Роджер знал, что все это правда, но он также понимал, что единственную надежду на побег может дать только признание всеми остальными его лидерства, поэтому он сдержанно согласился, что последнее время армия переживает особые трудности, отметив, что в этом нет вины императора, а виновата чрезвычайно бедная и малонаселенная страна, в которой они ведут бои.

В последующие дни нелюбезная баронесса Фрида регулярно приходила, чтобы перевязать их раны, а Кутци приносил два раза в день бадью с похлебкой, в которой иногда попадались куски мяса, и по их сладковатому запаху Роджер предположил, что это была конина. Поскольку сильный холод сохранял дохлых животных от разложения, он не сомневался, что крестьяне во всей округе, а также уцелевшие из всех армий, оставшиеся в этой местности, питались этим мясом.

На третий день их пребывания на чердаке обнаружилось, что от глубокой раны в ногу у юного Хоффмана началась гангрена. Поскольку врача найти было невозможно, то с этим ничего нельзя было сделать. В течение нескольких часов он бредил по-немецки и на четвертый день умер.

Большую часть времени, пока они залечивали свои раны, они разговаривали в основном о тех кампаниях, в которых им пришлось участвовать, и о маршалах, под началом которых они служили. Все восхищались Ланном, Неем и Ожеро, которые неизменно вели свои войска в бой в полном обмундировании, на груди у них блистали звезды и ордена.

Бесспорно, Ланн был мастером самых славных штурмов в армии. Он был ранен дюжину раз, но при виде крепости, которую нужно было занять, размахивал саблей и был первым, кто взбирался по приставной лестнице на бастион неприятеля.

Рыжеголовый Ней был не только наиболее способным тактиком, но у него не было иных стремлений, как завоевать славу, и, чтобы добиться этого, всякой мало-мальски важной атакой он руководил сам.

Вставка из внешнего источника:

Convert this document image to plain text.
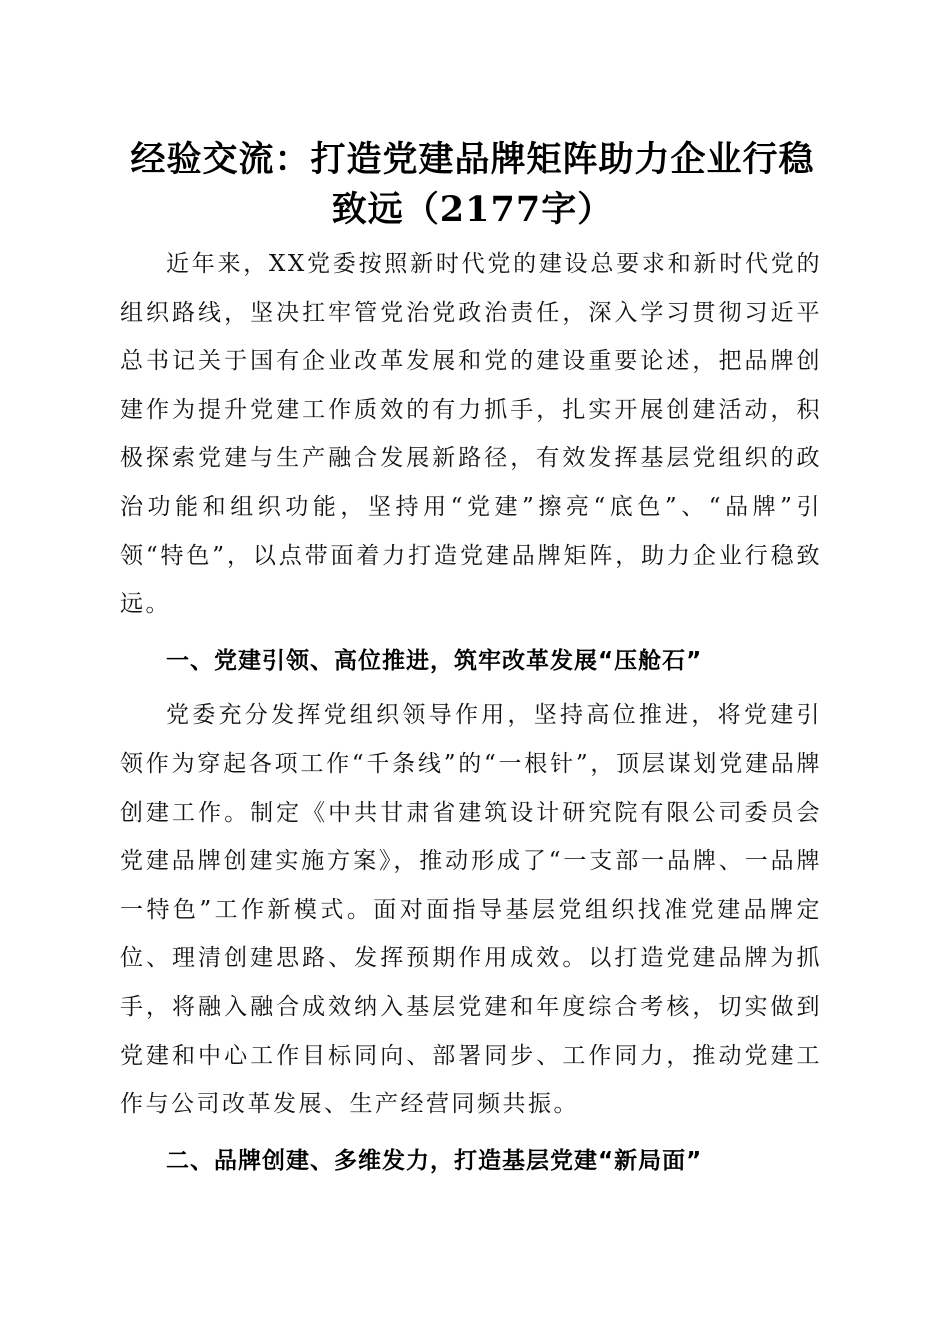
经验交流：打造党建品牌矩阵助力企业行稳致远（2177字）

近年来，XX党委按照新时代党的建设总要求和新时代党的组织路线，坚决扛牢管党治党政治责任，深入学习贯彻习近平总书记关于国有企业改革发展和党的建设重要论述，把品牌创建作为提升党建工作质效的有力抓手，扎实开展创建活动，积极探索党建与生产融合发展新路径，有效发挥基层党组织的政治功能和组织功能，坚持用“党建”擦亮“底色”、“品牌”引领“特色”，以点带面着力打造党建品牌矩阵，助力企业行稳致远。

一、党建引领、高位推进，筑牢改革发展“压舱石”

党委充分发挥党组织领导作用，坚持高位推进，将党建引领作为穿起各项工作“千条线”的“一根针”，顶层谋划党建品牌创建工作。制定《中共甘肃省建筑设计研究院有限公司委员会党建品牌创建实施方案》，推动形成了“一支部一品牌、一品牌一特色”工作新模式。面对面指导基层党组织找准党建品牌定位、理清创建思路、发挥预期作用成效。以打造党建品牌为抓手，将融入融合成效纳入基层党建和年度综合考核，切实做到党建和中心工作目标同向、部署同步、工作同力，推动党建工作与公司改革发展、生产经营同频共振。

二、品牌创建、多维发力，打造基层党建“新局面”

Ожеро, крупный мужчина, неразборчивый в средствах, вышедший из рядов «гамэнов» революции, заядлый дуэлянт, которого уже никто не решался задирать, завоевал обожание своего корпуса. Они с Ланном оставались закоренелыми революционерами. Они слыли сквернословами и прилагали нечеловеческие усилия к тому, чтобы скрыть свое неодобрение Бонапарта за то, что он стал императором. Однако он слишком ценил их военные способности, чтобы избавиться от них.

Мнения о толстом гасконце Бернадоте, который отказывался подчиняться требованиям новой моды и продолжал носить длинные волосы, разделились. Он был единственным старшим генералом, который отказался поддержать Бонапарта во времена переворота. А во времена Итальянской кампании они откровенно выражали недовольство друг другом. В теперешней кампании он уже несколько раз опаздывал ввести свой корпус в действие; но бесспорно он был очень способным военачальником, и его любили и офицеры, и солдаты за то, как он о них заботился.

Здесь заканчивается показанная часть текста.